4 dic. 2017


Pura pasión 

Exquisita, sensacional y delicada joya cinematográfica dirigida, con buen gusto, por el genuino y selectivo, Anthony Minghella, (Cold Mountain, El talento de Mr. Ripley), desarrollando una historia de amor, infidelidades y encuentro fortuito de dos personas destinadas a vivir una de las mayores pasiones y desgracias, en forma de amor prohibido en plena Segunda Guerra Mundial.


Amor, traición, sangre, honor, felicidad, pasión, infidelidad, dolor, amistad y arte, son los elementos fundamentales de una historia densa y profunda, desarrollada en el transcurso de la Segunda Guerra Mundial en el continente africano. Un cóctel sensacional con el que poder disfrutar de una historia apasionante, al tiempo que desgarradora.


Minghella, demuestra su talento y sensibilidad a la hora de desarrollar una historia de amor prohibido, conmovedora y fascinante, donde deja pinceladas de su buen gusto y buen hacer, recordando grandes clásicos como: Memorias de África,  Casablanca, Los puentes de Madison,  Lo que el viento se llevó y Breve encuentro, entre otros.

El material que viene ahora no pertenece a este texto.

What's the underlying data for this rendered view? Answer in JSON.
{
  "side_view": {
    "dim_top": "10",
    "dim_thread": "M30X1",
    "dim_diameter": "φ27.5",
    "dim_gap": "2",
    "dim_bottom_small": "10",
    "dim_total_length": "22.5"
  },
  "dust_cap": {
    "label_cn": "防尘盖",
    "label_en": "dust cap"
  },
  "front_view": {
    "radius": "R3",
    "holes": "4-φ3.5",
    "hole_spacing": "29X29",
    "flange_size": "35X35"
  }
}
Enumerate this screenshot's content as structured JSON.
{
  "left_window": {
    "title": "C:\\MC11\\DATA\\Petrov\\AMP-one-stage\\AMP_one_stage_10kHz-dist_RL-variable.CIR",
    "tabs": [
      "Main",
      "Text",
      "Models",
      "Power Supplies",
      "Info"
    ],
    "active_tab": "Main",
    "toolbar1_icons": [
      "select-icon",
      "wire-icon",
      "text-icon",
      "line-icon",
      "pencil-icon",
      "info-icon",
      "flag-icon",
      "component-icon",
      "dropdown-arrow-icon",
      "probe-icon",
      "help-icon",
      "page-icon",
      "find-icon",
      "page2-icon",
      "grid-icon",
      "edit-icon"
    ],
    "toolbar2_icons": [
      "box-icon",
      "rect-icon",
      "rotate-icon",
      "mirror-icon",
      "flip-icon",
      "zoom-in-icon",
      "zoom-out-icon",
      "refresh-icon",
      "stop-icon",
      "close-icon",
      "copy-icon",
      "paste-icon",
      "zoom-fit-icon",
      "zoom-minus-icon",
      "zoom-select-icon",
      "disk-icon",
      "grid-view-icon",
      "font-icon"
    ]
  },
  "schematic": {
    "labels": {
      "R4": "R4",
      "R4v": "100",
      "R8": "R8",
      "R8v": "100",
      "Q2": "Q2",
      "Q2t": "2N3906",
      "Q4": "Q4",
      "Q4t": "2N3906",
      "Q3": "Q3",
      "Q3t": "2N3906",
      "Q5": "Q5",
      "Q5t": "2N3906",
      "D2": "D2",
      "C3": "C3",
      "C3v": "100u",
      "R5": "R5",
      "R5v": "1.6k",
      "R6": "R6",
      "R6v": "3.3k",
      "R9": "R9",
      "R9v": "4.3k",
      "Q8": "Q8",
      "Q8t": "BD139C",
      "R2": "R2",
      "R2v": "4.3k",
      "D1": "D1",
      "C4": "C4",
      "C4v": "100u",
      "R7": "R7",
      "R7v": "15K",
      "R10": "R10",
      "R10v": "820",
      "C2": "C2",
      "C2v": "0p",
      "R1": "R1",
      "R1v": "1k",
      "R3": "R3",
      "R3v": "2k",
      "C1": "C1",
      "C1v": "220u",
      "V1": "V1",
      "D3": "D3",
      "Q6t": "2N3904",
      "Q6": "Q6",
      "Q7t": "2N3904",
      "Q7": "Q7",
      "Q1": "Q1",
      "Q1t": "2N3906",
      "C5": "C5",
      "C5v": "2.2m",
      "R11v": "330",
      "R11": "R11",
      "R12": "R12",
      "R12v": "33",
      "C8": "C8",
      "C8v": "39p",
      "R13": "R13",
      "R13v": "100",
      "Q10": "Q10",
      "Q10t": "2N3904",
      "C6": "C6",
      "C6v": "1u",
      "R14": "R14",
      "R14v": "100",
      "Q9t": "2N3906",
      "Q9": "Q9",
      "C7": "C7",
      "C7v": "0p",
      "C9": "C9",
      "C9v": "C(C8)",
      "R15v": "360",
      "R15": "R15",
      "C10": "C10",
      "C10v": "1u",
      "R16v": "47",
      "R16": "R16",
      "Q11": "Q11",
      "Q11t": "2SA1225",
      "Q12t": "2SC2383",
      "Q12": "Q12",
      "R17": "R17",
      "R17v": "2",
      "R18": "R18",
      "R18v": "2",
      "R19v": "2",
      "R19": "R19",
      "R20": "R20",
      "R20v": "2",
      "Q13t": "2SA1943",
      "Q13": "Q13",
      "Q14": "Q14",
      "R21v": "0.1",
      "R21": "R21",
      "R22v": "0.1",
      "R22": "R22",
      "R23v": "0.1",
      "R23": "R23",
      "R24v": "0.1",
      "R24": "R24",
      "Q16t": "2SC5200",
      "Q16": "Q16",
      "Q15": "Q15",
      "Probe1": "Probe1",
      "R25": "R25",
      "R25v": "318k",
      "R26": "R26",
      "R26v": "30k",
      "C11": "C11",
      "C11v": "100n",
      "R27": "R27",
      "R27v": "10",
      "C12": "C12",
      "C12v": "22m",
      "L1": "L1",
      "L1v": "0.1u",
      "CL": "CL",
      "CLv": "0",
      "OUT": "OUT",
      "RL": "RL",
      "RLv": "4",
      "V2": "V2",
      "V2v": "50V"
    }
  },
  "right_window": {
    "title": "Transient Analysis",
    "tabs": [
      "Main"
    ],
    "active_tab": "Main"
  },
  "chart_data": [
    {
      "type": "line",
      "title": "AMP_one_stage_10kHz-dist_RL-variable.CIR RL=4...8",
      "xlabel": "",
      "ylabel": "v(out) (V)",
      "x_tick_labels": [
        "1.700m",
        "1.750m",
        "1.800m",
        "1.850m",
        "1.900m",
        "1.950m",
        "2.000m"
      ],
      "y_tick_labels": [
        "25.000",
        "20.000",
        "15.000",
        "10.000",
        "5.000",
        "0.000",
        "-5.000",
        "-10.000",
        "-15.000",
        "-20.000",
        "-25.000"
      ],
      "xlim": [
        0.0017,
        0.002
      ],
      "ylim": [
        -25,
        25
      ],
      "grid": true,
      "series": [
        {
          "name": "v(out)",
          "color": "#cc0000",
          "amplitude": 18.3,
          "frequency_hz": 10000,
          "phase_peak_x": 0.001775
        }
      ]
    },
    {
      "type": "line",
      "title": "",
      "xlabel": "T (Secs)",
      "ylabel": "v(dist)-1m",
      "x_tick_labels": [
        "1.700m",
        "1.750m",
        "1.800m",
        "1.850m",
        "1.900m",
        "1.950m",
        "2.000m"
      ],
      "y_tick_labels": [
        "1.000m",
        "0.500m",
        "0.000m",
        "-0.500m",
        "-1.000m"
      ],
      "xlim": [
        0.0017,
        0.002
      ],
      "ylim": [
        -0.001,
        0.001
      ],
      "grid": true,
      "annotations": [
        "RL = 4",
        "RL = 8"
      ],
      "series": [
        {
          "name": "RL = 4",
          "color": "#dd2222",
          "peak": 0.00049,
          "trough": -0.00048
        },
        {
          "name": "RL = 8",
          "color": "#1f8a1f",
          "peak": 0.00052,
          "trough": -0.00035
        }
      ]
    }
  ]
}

Se apoya en un sensacional reparto, destacando el gran trabajo de la pareja protagonista, unos soberbios y colosales, Ralph Fiennes y Kristin Scott Thomas, en un trabajo delicioso y preciosista, donde todo tiene aroma a cine de calidad. Cada escena que comparten es puro cine, donde la química traspasa fronteras, y las chispas que producen desembocan en una explosión artística sensacional. Una historia grandilocuente y llena de poesía que llega a la profundidad de muchos sentimientos.

Cuenta con una cuidada y exquisita fotografía, buenos paisajes y una banda sonora que encaja bien en las secuencias empleadas, en un relato de amor y pasión memorable. Poesía en movimiento, que queda guardada en la memoria del espectador.
En resumidas cuentas, El paciente Inglés, tiene la belleza de un atardecer, esa luz que da calor y envuelve todo, de la que disfrutar sabiendo que no puede durar eternamente.